Your Support Vector Machine Regressor (SVR) model shows very low R² scores for both the training and test datasets, which suggests that the model is underfitting the data.

1. **R² Score**:
    - Training Score (5.332779576106006e-05): Indicates that the model unable to find any pattern in the training data.
    - Test Score (-0.0016282608141158228): It is negetive, suggesting that the model unable to make prediction on unseen data.
2. **RMSE (Root Mean Squared Error)**:
    - Training RMSE (~2855520): This is the average error in the prediction of house prices for the training set. It is very high.
    - Test RMSE (~2961928): The error is higher on the test set, which is expected.
3. **MSE (Mean Squared Error)**:
    - The MSE values are consistent with the RMSE values, indicating issues are very high.

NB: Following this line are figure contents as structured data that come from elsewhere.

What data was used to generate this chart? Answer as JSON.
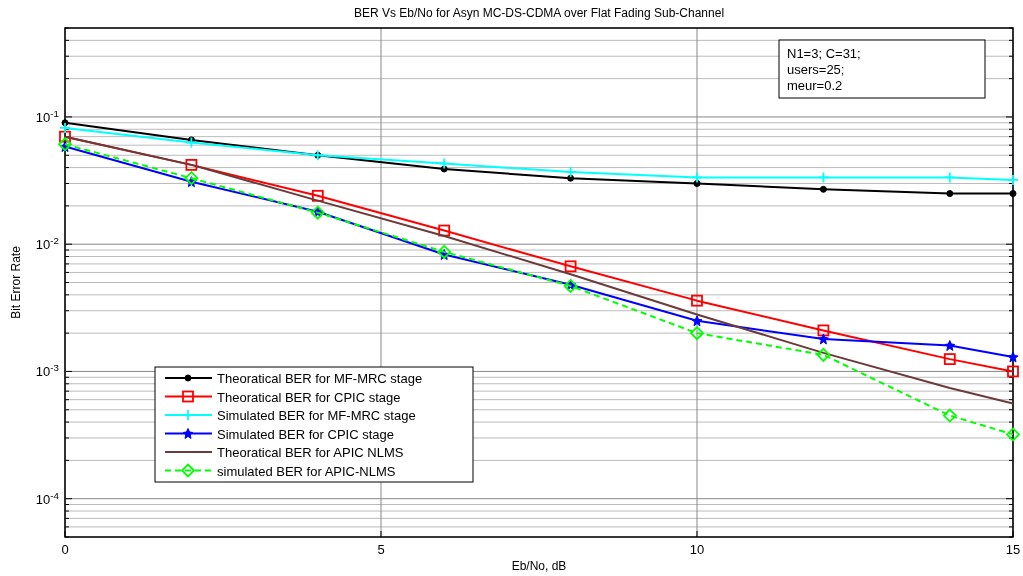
{
  "chart_data": {
    "type": "line",
    "title": "BER Vs Eb/No for Asyn MC-DS-CDMA over Flat Fading Sub-Channel",
    "xlabel": "Eb/No, dB",
    "ylabel": "Bit Error Rate",
    "x": [
      0,
      2,
      4,
      6,
      8,
      10,
      12,
      14,
      15
    ],
    "series": [
      {
        "name": "Theoratical BER for MF-MRC stage",
        "color": "#000000",
        "marker": "circle",
        "values": [
          0.09,
          0.066,
          0.05,
          0.039,
          0.033,
          0.03,
          0.027,
          0.025,
          0.025
        ]
      },
      {
        "name": "Theoratical BER for CPIC stage",
        "color": "#ff0000",
        "marker": "square",
        "values": [
          0.07,
          0.042,
          0.024,
          0.0128,
          0.0067,
          0.0036,
          0.0021,
          0.00125,
          0.001
        ]
      },
      {
        "name": "Simulated BER for MF-MRC stage",
        "color": "#00ffff",
        "marker": "cross",
        "values": [
          0.082,
          0.063,
          0.05,
          0.043,
          0.037,
          0.0335,
          0.0335,
          0.0335,
          0.032
        ]
      },
      {
        "name": "Simulated BER for CPIC stage",
        "color": "#0000ff",
        "marker": "star",
        "values": [
          0.0585,
          0.031,
          0.018,
          0.0083,
          0.0048,
          0.0025,
          0.0018,
          0.0016,
          0.0013
        ]
      },
      {
        "name": "Theoratical BER for APIC NLMS",
        "color": "#6b3a3a",
        "marker": "none",
        "values": [
          0.07,
          0.042,
          0.022,
          0.0116,
          0.0058,
          0.0028,
          0.0014,
          0.00074,
          0.00056
        ]
      },
      {
        "name": "simulated BER for APIC-NLMS",
        "color": "#00ff00",
        "marker": "diamond",
        "line_style": "dashed",
        "values": [
          0.061,
          0.033,
          0.0177,
          0.0087,
          0.0047,
          0.002,
          0.00135,
          0.00045,
          0.00032
        ]
      }
    ],
    "log": "y",
    "grid": true,
    "legend": "bottom left",
    "xlim": [
      0,
      15
    ],
    "xticks": [
      0,
      5,
      10,
      15
    ],
    "ylim": [
      5e-05,
      0.5
    ],
    "yticks": [
      {
        "value": 5e-05,
        "label": null
      },
      {
        "value": 6e-05,
        "label": null
      },
      {
        "value": 7e-05,
        "label": null
      },
      {
        "value": 8e-05,
        "label": null
      },
      {
        "value": 9e-05,
        "label": null
      },
      {
        "value": 0.0001,
        "label": "10$^{-4}$"
      },
      {
        "value": 0.0002,
        "label": null
      },
      {
        "value": 0.0003,
        "label": null
      },
      {
        "value": 0.0004,
        "label": null
      },
      {
        "value": 0.0005,
        "label": null
      },
      {
        "value": 0.0006,
        "label": null
      },
      {
        "value": 0.0007,
        "label": null
      },
      {
        "value": 0.0008,
        "label": null
      },
      {
        "value": 0.0009,
        "label": null
      },
      {
        "value": 0.001,
        "label": "10$^{-3}$"
      },
      {
        "value": 0.002,
        "label": null
      },
      {
        "value": 0.003,
        "label": null
      },
      {
        "value": 0.004,
        "label": null
      },
      {
        "value": 0.005,
        "label": null
      },
      {
        "value": 0.006,
        "label": null
      },
      {
        "value": 0.007,
        "label": null
      },
      {
        "value": 0.008,
        "label": null
      },
      {
        "value": 0.009,
        "label": null
      },
      {
        "value": 0.01,
        "label": "10$^{-2}$"
      },
      {
        "value": 0.02,
        "label": null
      },
      {
        "value": 0.03,
        "label": null
      },
      {
        "value": 0.04,
        "label": null
      },
      {
        "value": 0.05,
        "label": null
      },
      {
        "value": 0.06,
        "label": null
      },
      {
        "value": 0.07,
        "label": null
      },
      {
        "value": 0.08,
        "label": null
      },
      {
        "value": 0.09,
        "label": null
      },
      {
        "value": 0.1,
        "label": "10$^{-1}$"
      },
      {
        "value": 0.2,
        "label": null
      },
      {
        "value": 0.3,
        "label": null
      },
      {
        "value": 0.4,
        "label": null
      },
      {
        "value": 0.5,
        "label": null
      }
    ],
    "annotations": [
      "N1=3; C=31;",
      "users=25;",
      "meur=0.2"
    ]
  }
}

4. **MAE (Mean Absolute Error)**:
    - Training MAE (~2463586): The high magnitude of errors in predictions.
    - Test MAE (~2576658): Again, the error on the test set is higher.

The model is totally underfitting the training data, as indicated by the very low score and the fact that the errors are larger on the test set. This indicates that this model cannot recognize any pattern in the data set. So we should try some other model for this dataset.